The ACM Turing Award is considered by many as the 'Nobel Prize of Computing'. It also carries a $1 million prize, backed by financial support by Google.
Yoshua Bengio, Geoffrey Hinton, and Yann LeCun have been hailed for their conceptual and engineering breakthroughs that have enabled deep neural networks to become a critical part of computing.
Bengio is currently a professor at the University of Montreal; Hinton is VP and engineering fellow of Google; and LeCun is chief AI scientist for Facebook.
The three partners were amongst a small group that remained committed to the concept of artificial neural networks in the early 2000s, when many had abandoned the research since the 1980s.
Although they battled to rekindle the AI community's interests in neural networks in the face of scepticism, in recent years their ideas have contributed to major technological advances.
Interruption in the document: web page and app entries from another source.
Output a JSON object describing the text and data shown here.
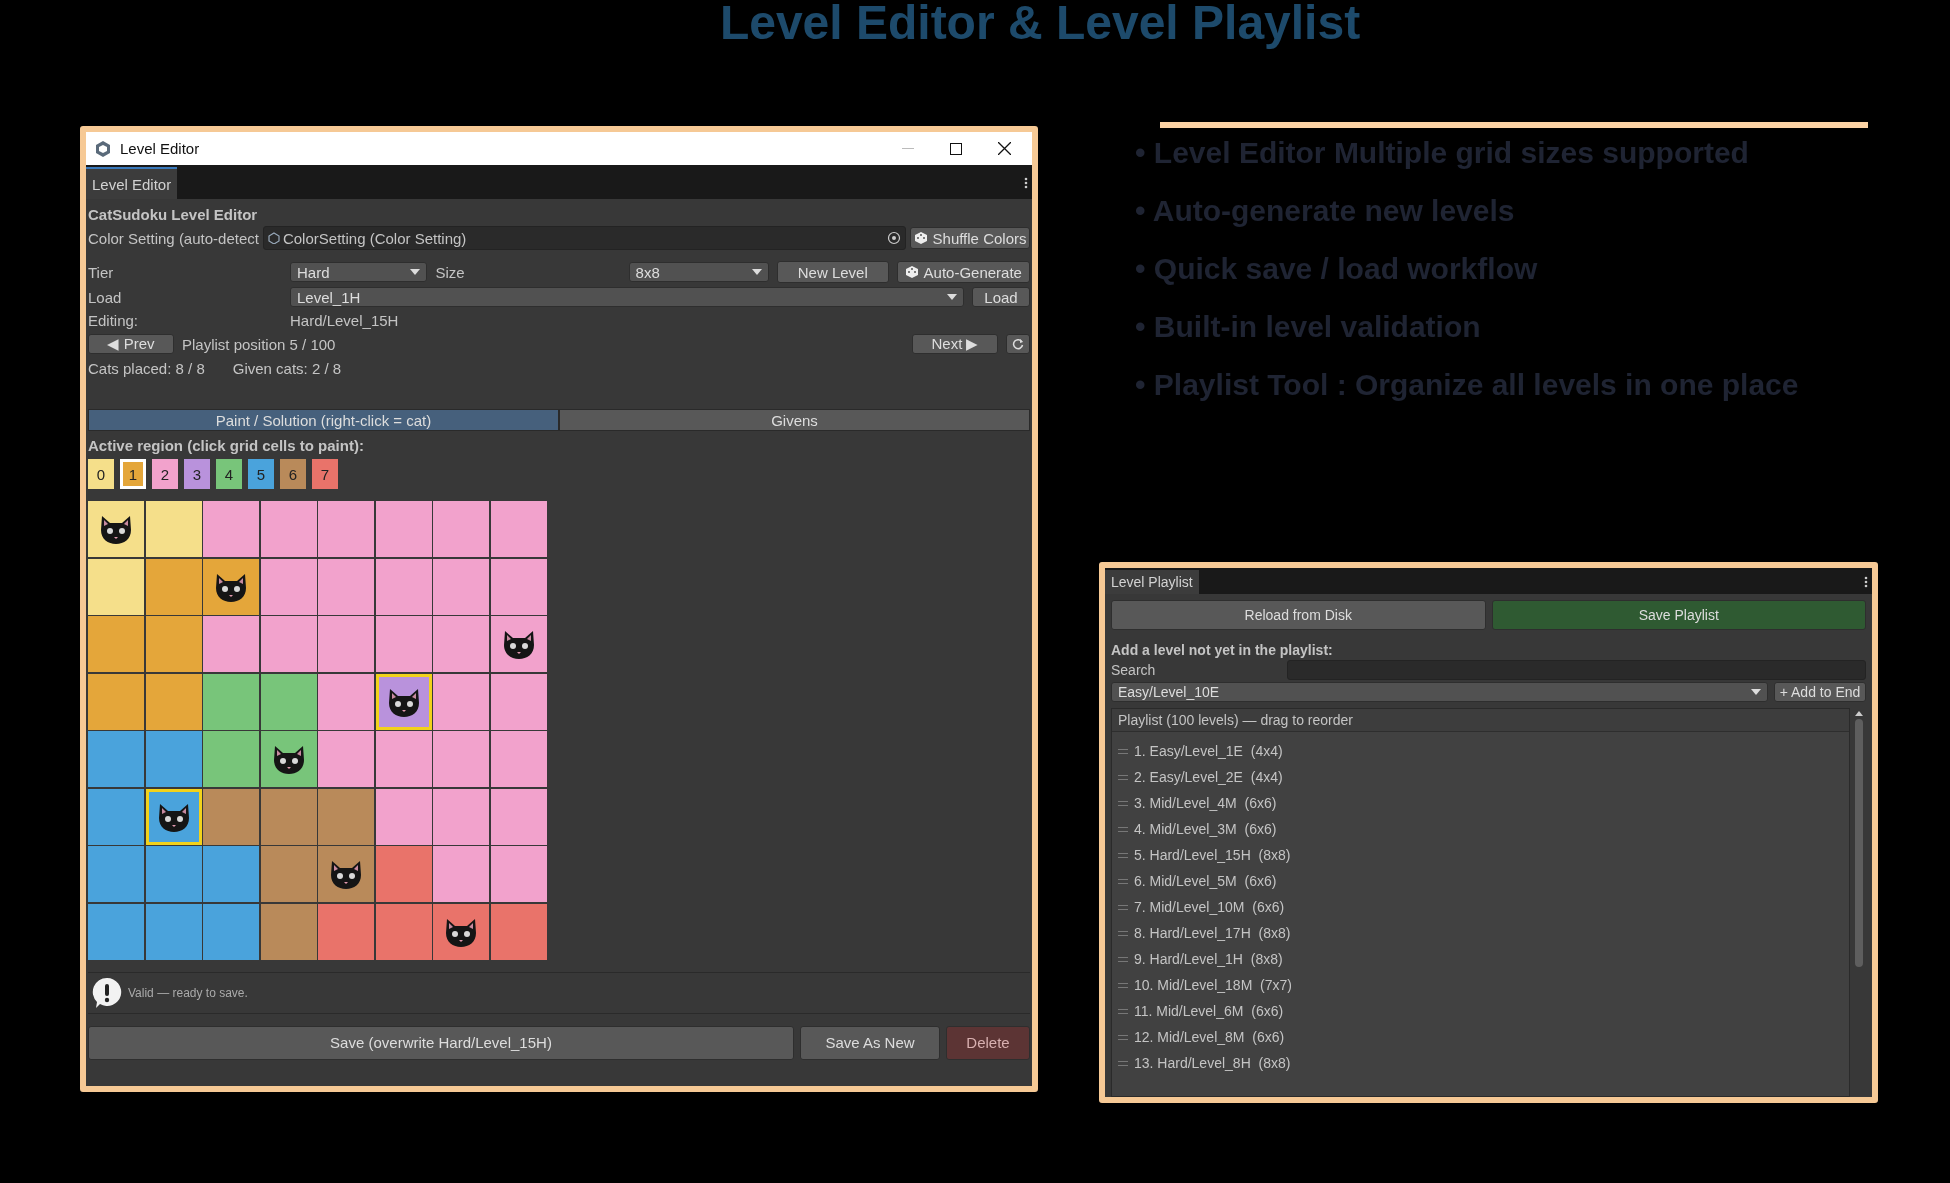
{
  "page_title": "Level Editor & Level Playlist",
  "features": [
    "• Level Editor Multiple grid sizes supported",
    "• Auto-generate new levels",
    "• Quick save / load workflow",
    "• Built-in level validation",
    "• Playlist Tool : Organize all levels in one place"
  ],
  "level_editor": {
    "window_title": "Level Editor",
    "tab": "Level Editor",
    "heading": "CatSudoku Level Editor",
    "color_setting": {
      "label": "Color Setting (auto-detect",
      "value": "ColorSetting (Color Setting)",
      "button": "Shuffle Colors"
    },
    "tier": {
      "label": "Tier",
      "value": "Hard"
    },
    "size": {
      "label": "Size",
      "value": "8x8"
    },
    "new_level_button": "New Level",
    "auto_generate_button": "Auto-Generate",
    "load": {
      "label": "Load",
      "value": "Level_1H",
      "button": "Load"
    },
    "editing": {
      "label": "Editing:",
      "value": "Hard/Level_15H"
    },
    "prev_button": "◀ Prev",
    "playlist_position": "Playlist position 5 / 100",
    "next_button": "Next ▶",
    "cats_placed": "Cats placed: 8 / 8",
    "given_cats": "Given cats: 2 / 8",
    "mode_tabs": [
      {
        "label": "Paint / Solution (right-click = cat)",
        "selected": true
      },
      {
        "label": "Givens",
        "selected": false
      }
    ],
    "region_label": "Active region (click grid cells to paint):",
    "regions": [
      {
        "label": "0",
        "color": "#f5df8a",
        "selected": false
      },
      {
        "label": "1",
        "color": "#e4a63a",
        "selected": true
      },
      {
        "label": "2",
        "color": "#f2a2cc",
        "selected": false
      },
      {
        "label": "3",
        "color": "#b992dc",
        "selected": false
      },
      {
        "label": "4",
        "color": "#78c57a",
        "selected": false
      },
      {
        "label": "5",
        "color": "#4aa3dc",
        "selected": false
      },
      {
        "label": "6",
        "color": "#b98a5a",
        "selected": false
      },
      {
        "label": "7",
        "color": "#e9736a",
        "selected": false
      }
    ],
    "grid": [
      [
        {
          "color": "#f5df8a",
          "cat": true,
          "given": false
        },
        {
          "color": "#f5df8a",
          "cat": false,
          "given": false
        },
        {
          "color": "#f2a2cc",
          "cat": false,
          "given": false
        },
        {
          "color": "#f2a2cc",
          "cat": false,
          "given": false
        },
        {
          "color": "#f2a2cc",
          "cat": false,
          "given": false
        },
        {
          "color": "#f2a2cc",
          "cat": false,
          "given": false
        },
        {
          "color": "#f2a2cc",
          "cat": false,
          "given": false
        },
        {
          "color": "#f2a2cc",
          "cat": false,
          "given": false
        }
      ],
      [
        {
          "color": "#f5df8a",
          "cat": false,
          "given": false
        },
        {
          "color": "#e4a63a",
          "cat": false,
          "given": false
        },
        {
          "color": "#e4a63a",
          "cat": true,
          "given": false
        },
        {
          "color": "#f2a2cc",
          "cat": false,
          "given": false
        },
        {
          "color": "#f2a2cc",
          "cat": false,
          "given": false
        },
        {
          "color": "#f2a2cc",
          "cat": false,
          "given": false
        },
        {
          "color": "#f2a2cc",
          "cat": false,
          "given": false
        },
        {
          "color": "#f2a2cc",
          "cat": false,
          "given": false
        }
      ],
      [
        {
          "color": "#e4a63a",
          "cat": false,
          "given": false
        },
        {
          "color": "#e4a63a",
          "cat": false,
          "given": false
        },
        {
          "color": "#f2a2cc",
          "cat": false,
          "given": false
        },
        {
          "color": "#f2a2cc",
          "cat": false,
          "given": false
        },
        {
          "color": "#f2a2cc",
          "cat": false,
          "given": false
        },
        {
          "color": "#f2a2cc",
          "cat": false,
          "given": false
        },
        {
          "color": "#f2a2cc",
          "cat": false,
          "given": false
        },
        {
          "color": "#f2a2cc",
          "cat": true,
          "given": false
        }
      ],
      [
        {
          "color": "#e4a63a",
          "cat": false,
          "given": false
        },
        {
          "color": "#e4a63a",
          "cat": false,
          "given": false
        },
        {
          "color": "#78c57a",
          "cat": false,
          "given": false
        },
        {
          "color": "#78c57a",
          "cat": false,
          "given": false
        },
        {
          "color": "#f2a2cc",
          "cat": false,
          "given": false
        },
        {
          "color": "#b992dc",
          "cat": true,
          "given": true
        },
        {
          "color": "#f2a2cc",
          "cat": false,
          "given": false
        },
        {
          "color": "#f2a2cc",
          "cat": false,
          "given": false
        }
      ],
      [
        {
          "color": "#4aa3dc",
          "cat": false,
          "given": false
        },
        {
          "color": "#4aa3dc",
          "cat": false,
          "given": false
        },
        {
          "color": "#78c57a",
          "cat": false,
          "given": false
        },
        {
          "color": "#78c57a",
          "cat": true,
          "given": false
        },
        {
          "color": "#f2a2cc",
          "cat": false,
          "given": false
        },
        {
          "color": "#f2a2cc",
          "cat": false,
          "given": false
        },
        {
          "color": "#f2a2cc",
          "cat": false,
          "given": false
        },
        {
          "color": "#f2a2cc",
          "cat": false,
          "given": false
        }
      ],
      [
        {
          "color": "#4aa3dc",
          "cat": false,
          "given": false
        },
        {
          "color": "#4aa3dc",
          "cat": true,
          "given": true
        },
        {
          "color": "#b98a5a",
          "cat": false,
          "given": false
        },
        {
          "color": "#b98a5a",
          "cat": false,
          "given": false
        },
        {
          "color": "#b98a5a",
          "cat": false,
          "given": false
        },
        {
          "color": "#f2a2cc",
          "cat": false,
          "given": false
        },
        {
          "color": "#f2a2cc",
          "cat": false,
          "given": false
        },
        {
          "color": "#f2a2cc",
          "cat": false,
          "given": false
        }
      ],
      [
        {
          "color": "#4aa3dc",
          "cat": false,
          "given": false
        },
        {
          "color": "#4aa3dc",
          "cat": false,
          "given": false
        },
        {
          "color": "#4aa3dc",
          "cat": false,
          "given": false
        },
        {
          "color": "#b98a5a",
          "cat": false,
          "given": false
        },
        {
          "color": "#b98a5a",
          "cat": true,
          "given": false
        },
        {
          "color": "#e9736a",
          "cat": false,
          "given": false
        },
        {
          "color": "#f2a2cc",
          "cat": false,
          "given": false
        },
        {
          "color": "#f2a2cc",
          "cat": false,
          "given": false
        }
      ],
      [
        {
          "color": "#4aa3dc",
          "cat": false,
          "given": false
        },
        {
          "color": "#4aa3dc",
          "cat": false,
          "given": false
        },
        {
          "color": "#4aa3dc",
          "cat": false,
          "given": false
        },
        {
          "color": "#b98a5a",
          "cat": false,
          "given": false
        },
        {
          "color": "#e9736a",
          "cat": false,
          "given": false
        },
        {
          "color": "#e9736a",
          "cat": false,
          "given": false
        },
        {
          "color": "#e9736a",
          "cat": true,
          "given": false
        },
        {
          "color": "#e9736a",
          "cat": false,
          "given": false
        }
      ]
    ],
    "validation_message": "Valid — ready to save.",
    "save_button": "Save (overwrite Hard/Level_15H)",
    "save_as_new_button": "Save As New",
    "delete_button": "Delete"
  },
  "level_playlist": {
    "tab": "Level Playlist",
    "reload_button": "Reload from Disk",
    "save_button": "Save Playlist",
    "add_heading": "Add a level not yet in the playlist:",
    "search_label": "Search",
    "level_select": "Easy/Level_10E",
    "add_button": "+ Add to End",
    "list_header": "Playlist (100 levels) — drag to reorder",
    "items": [
      "1. Easy/Level_1E  (4x4)",
      "2. Easy/Level_2E  (4x4)",
      "3. Mid/Level_4M  (6x6)",
      "4. Mid/Level_3M  (6x6)",
      "5. Hard/Level_15H  (8x8)",
      "6. Mid/Level_5M  (6x6)",
      "7. Mid/Level_10M  (6x6)",
      "8. Hard/Level_17H  (8x8)",
      "9. Hard/Level_1H  (8x8)",
      "10. Mid/Level_18M  (7x7)",
      "11. Mid/Level_6M  (6x6)",
      "12. Mid/Level_8M  (6x6)",
      "13. Hard/Level_8H  (8x8)"
    ]
  }
}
ACM says neural networks put the trio's methodologies at the forefront of the field once again
''Artificial intelligence is now one of the fastest-growing areas in all of science and one of the most talked-about topics in society,'' comments ACM President Cherri M. Pancake.
"The growth of and interest in AI is due, in no small part, to the recent advances in deep learning for which Bengio, Hinton and LeCun laid the foundation.
"These technologies are used by billions of people. Anyone who has a smartphone in their pocket can tangibly experience advances in natural language processing and computer vision that were not possible just 10 years ago. In addition to the products we use every day, new advances in deep learning have given scientists powerful new tool 'in areas ranging from medicine, to astronomy, to materials science.''
Bengio, Hinton and LeCun continue to explore the intersection of machine learning with neuroscience and cognitive science, most notably through their joint participation in the Learning in Machines and Brains program, an initiative of CIFAR, formerly known as the Canadian Institute for Advanced Research.
Google AI SVP and senior fellow Jeff Dean says deep neural networks have been behind some of the greatest advances in modern computer science, from computer vision to speech recognition and natural language understanding.
"At the heart of this progress are fundamental techniques developed starting more than 30 years ago by this year's Turing Award winners, Yoshua Bengio, Geoff Hinton, and Yann LeCun. By dramatically improving the ability of computers to make sense of the world, deep neural networks are changing not just the field of computing, but nearly every field of science and human endeavour."
Bengio, Hinton and LeCun will be recognised at the official awards ceremony in June 2019.